15 S.E.2d 890 | Ga. | 1941

1. An injunction may issue in this State to restrain the cutting of timber, although the plaintiff may not have "perfect title" as provided for in the "timber-cutter's act" (Code, § 55-204), where the damages would be irreparable, or where the trespass is a continuing one. Camp v. Dixon, 112 Ga. 872 (38 S.E. 71, 52 L.R.A. 755); Gray Lumber Co. v. Gaskin, 122 Ga. 342 (50 S.E. 164); McConnell v. Jones Naval Stores Co., 125 Ga. 376 (54 S.E. 117); Wethington v. Baxter, 124 Ga. 1024 (53 S.E. 505); Bainbridge Farm Co. v. Ball, 165 Ga. 582 (141 S.E. 647); McRae v. Smith, 164 Ga. 23 (137 S.E. 390); Hart v. Lewis, 126 Ga. 439 (55 S.E. 189); Lewis v. Hutchinson, 127 Ga. 789 (56 S.E. 998). The allegations were sufficient to show title in the plaintiff, and to authorize an injunction under the principles above stated. The court did not err in overruling the general demurrer.
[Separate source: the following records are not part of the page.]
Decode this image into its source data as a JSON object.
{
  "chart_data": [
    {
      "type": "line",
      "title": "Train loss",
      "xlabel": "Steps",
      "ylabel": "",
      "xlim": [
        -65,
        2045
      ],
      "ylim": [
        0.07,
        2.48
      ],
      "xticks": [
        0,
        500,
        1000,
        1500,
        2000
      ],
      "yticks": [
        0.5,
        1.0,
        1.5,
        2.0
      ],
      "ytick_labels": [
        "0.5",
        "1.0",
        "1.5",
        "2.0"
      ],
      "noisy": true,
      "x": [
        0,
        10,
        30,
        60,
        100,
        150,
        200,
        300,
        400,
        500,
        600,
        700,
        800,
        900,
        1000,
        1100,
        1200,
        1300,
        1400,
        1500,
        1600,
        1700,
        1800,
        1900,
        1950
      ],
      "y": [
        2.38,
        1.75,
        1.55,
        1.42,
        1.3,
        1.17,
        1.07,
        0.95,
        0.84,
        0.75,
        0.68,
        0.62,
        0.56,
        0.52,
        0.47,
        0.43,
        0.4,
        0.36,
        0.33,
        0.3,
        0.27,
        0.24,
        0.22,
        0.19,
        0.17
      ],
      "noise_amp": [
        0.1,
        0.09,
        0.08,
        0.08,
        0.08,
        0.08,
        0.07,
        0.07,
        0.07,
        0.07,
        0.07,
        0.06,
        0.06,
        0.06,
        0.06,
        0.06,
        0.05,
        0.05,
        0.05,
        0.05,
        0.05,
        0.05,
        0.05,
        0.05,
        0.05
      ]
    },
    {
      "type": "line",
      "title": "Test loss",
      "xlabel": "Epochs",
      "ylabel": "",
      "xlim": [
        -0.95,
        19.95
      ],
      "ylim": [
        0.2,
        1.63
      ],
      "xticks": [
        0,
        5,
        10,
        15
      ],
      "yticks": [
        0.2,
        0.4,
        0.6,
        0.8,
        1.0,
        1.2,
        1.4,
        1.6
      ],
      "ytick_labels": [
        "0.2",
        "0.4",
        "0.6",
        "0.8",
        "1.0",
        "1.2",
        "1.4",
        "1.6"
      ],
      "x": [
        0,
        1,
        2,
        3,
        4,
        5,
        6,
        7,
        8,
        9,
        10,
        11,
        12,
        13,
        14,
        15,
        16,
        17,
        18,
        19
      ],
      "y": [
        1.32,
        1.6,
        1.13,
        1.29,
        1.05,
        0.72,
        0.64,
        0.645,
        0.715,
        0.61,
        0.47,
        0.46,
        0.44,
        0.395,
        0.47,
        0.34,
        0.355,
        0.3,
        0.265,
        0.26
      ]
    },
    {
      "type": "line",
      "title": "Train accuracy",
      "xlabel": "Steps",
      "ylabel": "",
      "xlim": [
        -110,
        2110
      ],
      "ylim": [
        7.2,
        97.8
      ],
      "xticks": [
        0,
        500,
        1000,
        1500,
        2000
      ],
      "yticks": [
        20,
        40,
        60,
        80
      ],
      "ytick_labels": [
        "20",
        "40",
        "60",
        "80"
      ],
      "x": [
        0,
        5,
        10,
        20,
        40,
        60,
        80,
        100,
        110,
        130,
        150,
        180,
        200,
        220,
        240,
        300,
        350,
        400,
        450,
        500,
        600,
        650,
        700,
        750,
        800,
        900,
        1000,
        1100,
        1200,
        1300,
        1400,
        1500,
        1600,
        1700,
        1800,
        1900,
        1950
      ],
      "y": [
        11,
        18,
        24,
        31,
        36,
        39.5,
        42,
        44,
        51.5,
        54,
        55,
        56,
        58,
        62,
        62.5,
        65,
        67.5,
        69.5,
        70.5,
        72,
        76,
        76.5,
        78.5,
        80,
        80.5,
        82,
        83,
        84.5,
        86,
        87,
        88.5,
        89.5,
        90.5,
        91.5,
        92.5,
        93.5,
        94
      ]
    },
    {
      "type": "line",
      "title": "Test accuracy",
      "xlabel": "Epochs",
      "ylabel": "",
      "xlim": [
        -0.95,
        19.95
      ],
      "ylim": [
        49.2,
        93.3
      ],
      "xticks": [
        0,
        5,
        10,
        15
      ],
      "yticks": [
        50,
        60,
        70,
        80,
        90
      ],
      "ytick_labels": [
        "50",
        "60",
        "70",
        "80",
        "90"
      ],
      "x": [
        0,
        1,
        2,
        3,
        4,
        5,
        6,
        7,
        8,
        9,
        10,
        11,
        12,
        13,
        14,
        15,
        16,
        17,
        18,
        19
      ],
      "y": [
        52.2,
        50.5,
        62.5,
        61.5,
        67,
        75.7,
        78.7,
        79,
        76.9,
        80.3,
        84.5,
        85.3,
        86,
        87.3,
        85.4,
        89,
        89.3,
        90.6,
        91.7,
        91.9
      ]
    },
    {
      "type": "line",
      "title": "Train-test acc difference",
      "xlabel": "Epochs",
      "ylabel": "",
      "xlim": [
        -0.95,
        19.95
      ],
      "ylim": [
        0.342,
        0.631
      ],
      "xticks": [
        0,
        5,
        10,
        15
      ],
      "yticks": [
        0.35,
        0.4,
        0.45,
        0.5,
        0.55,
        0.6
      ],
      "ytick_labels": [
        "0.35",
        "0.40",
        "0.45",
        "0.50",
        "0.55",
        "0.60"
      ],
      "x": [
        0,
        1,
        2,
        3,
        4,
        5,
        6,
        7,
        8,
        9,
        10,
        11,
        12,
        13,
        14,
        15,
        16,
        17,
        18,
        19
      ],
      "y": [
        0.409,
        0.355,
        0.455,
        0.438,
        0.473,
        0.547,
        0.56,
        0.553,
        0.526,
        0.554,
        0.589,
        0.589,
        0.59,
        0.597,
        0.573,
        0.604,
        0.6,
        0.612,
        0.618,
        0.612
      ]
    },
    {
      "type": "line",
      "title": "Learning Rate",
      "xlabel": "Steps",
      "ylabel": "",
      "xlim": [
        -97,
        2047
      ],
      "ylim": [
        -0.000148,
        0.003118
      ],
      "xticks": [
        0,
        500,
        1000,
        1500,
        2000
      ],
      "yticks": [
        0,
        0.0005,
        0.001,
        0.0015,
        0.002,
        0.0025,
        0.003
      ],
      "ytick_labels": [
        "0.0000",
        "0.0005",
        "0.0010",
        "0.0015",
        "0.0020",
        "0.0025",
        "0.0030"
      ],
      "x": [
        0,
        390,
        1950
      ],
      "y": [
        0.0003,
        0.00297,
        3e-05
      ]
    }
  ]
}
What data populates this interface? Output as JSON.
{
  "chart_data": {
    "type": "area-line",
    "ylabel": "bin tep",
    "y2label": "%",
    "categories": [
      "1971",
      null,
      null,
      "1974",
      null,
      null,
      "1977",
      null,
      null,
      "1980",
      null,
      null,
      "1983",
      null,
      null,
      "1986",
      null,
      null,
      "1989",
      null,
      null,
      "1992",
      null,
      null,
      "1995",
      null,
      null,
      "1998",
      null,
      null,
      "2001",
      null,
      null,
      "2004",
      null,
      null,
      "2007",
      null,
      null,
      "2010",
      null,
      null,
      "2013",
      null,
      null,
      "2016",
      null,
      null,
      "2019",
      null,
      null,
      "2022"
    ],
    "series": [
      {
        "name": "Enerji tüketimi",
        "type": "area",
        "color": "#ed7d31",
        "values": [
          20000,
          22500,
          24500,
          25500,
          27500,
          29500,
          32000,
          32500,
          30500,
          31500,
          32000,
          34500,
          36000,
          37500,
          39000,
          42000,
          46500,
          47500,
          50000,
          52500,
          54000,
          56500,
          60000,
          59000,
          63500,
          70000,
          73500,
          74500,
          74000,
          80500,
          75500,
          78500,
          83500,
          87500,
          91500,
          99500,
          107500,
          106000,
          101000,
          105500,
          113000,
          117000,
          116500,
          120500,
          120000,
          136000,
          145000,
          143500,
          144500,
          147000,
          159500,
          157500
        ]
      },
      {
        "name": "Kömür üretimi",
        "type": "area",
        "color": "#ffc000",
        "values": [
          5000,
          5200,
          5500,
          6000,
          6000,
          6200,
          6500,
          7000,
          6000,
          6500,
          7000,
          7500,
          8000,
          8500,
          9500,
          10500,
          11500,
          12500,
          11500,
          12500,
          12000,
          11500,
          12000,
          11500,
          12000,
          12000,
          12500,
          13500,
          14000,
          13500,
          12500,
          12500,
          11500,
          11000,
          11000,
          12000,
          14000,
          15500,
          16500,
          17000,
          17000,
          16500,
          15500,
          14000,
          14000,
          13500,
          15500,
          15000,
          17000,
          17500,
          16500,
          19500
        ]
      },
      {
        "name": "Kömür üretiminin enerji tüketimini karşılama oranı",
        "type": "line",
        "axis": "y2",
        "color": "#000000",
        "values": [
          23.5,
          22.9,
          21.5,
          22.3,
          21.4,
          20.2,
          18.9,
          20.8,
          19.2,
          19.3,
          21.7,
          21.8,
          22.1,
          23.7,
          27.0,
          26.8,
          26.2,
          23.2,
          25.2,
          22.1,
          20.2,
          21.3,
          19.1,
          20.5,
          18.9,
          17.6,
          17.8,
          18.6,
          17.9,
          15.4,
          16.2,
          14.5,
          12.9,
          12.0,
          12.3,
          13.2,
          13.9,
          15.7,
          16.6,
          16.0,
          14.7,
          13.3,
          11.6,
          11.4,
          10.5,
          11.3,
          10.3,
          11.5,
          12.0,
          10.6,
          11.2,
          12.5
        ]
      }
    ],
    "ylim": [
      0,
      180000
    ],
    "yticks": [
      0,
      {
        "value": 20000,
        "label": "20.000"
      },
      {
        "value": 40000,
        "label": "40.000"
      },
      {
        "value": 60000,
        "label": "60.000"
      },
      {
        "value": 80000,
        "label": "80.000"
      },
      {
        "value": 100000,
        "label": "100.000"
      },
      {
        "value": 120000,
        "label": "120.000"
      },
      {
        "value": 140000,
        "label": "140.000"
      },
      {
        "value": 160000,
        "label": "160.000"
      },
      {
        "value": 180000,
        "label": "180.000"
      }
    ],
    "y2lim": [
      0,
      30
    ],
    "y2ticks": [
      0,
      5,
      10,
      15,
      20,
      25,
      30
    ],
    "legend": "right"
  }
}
2. It does not appear that the judge abused his discretion in restraining *571 both parties "from changing the present status of said timber and land," pending final determination of the question of title between them.

Judgment affirmed. All the Justicesconcur.

No. 13783. JULY 9, 1941. REHEARING DENIED JULY 23, 1941.